The mayor sells an ancestral property for a peppercorn price and it is made available to the gypsies, according to the law, and they could stay for the duration of the war, something they find too difficult. Korkoro always helps them. Then, as the situation deteriorates, he pleads to go with them. The concentration camps become a deathly prospect.
Throughout the film, Gatlif is able to introduce sequences of song and dance and the exhilaration of gypsy music.
2010 saw a number of films which took audiences back to the 1940s and occupied France and Vichy France, Gainsbourg, Sarah’s Key along with Korkoro and the 2009 L’ Armee du Crime. An opportunity to remember some hidden aspects of the war experience and to learn more about prejudice and persecution.
1. The title, the overtones of freedom? The name for Little Claude?
2. Tony Gatliff and his work, the background of gypsy life, music? His series of films about gypsies?
3. France in 1942, the French countryside, the fields and crops, the towns? Offices? The farms? The internment camp? The tone of colour, the atmosphere of the war? Occupied France?
4. Gypsy history, the explanations? The reputation? Roaming, settling, working the crops, going on the road, tinkers and sales, mending? Music and dance? Begging? The locals being suspicious of the gypsies?
5. The impact of World War Two, the Vichy government, the legislation against the gypsies and their wandering? Their having to have their documents? Talouche and his mockery of the document and stamp? The officials? The issue of the house and ownership, the gypsies settling there? Their moving, the renewed application for documents, their failure, the internment? The loss of freedom? The prospect of the concentration camps?
6. The French authorities, the police, the gentry and their exploiting the gypsies, calling them the vermin of the world? The Nazis and their occupation? The mayor, the teacher and their sympathies? The ordinary people hostile to the gypsies?

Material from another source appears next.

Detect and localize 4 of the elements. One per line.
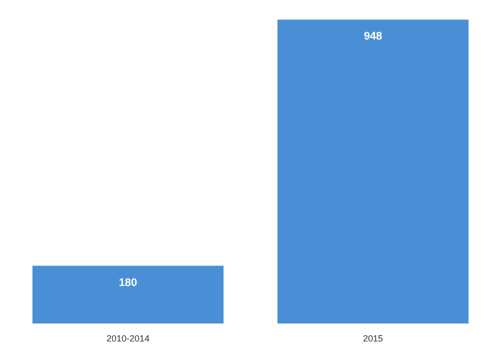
data-label: 180 [118, 276, 138, 289]
x-tick-label: 2015 [362, 334, 384, 344]
x-tick-label: 2010-2014 [106, 334, 150, 344]
data-label: 948 [364, 30, 382, 43]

7. The gypsy characters, men and women, children, the leadership, the variety of attitudes towards staying and moving, towards the authorities? Their reaction to the authorities?
8. The mayor, as a vet, healing the German’s dog? His life, work? The horses and their collapse, his tending to them? Seeing Claude, inviting him to the house, caring for him? Interaction with the authorities, the selling of the house, setting it up for the gypsies? His being arrested, tortured? Seeing the dog that he had healed? His relationship with Miss Lundi?
9. Miss Lundi, seeing her at work in the office, Talouche’s behaviour? Her teaching, the children at the school, the classes, her going to meet the gypsies, trying to persuade them to come to learn to read and write? Some of them coming, the issue of the biscuits? School etiquette, their coming and going? Her relationship with the mayor, her supporting the gypsies, arrest, torture?
10. Claude, the orphan, following the gypsies, their letting him stay? The mayor finding him, giving him a new life, settling in the house? His meeting the gypsies, going to the camp, with the food? Joys and sorrows? After the arrest of the mayor, following the gypsies and trying to persuade them to take him with them?
11. Talouche, the clown, in the group, fooling, the episode and the stamp in the office? His love of nature? Bonding with Claude? Going to the school? The internment, not finding it easy, getting out, the pursuit, his death?
12. Gypsy music, the people asking him to play at the dance? To play for the hens and their laying?
13. The fate of the gypsies, the experience of war and internment? After the war?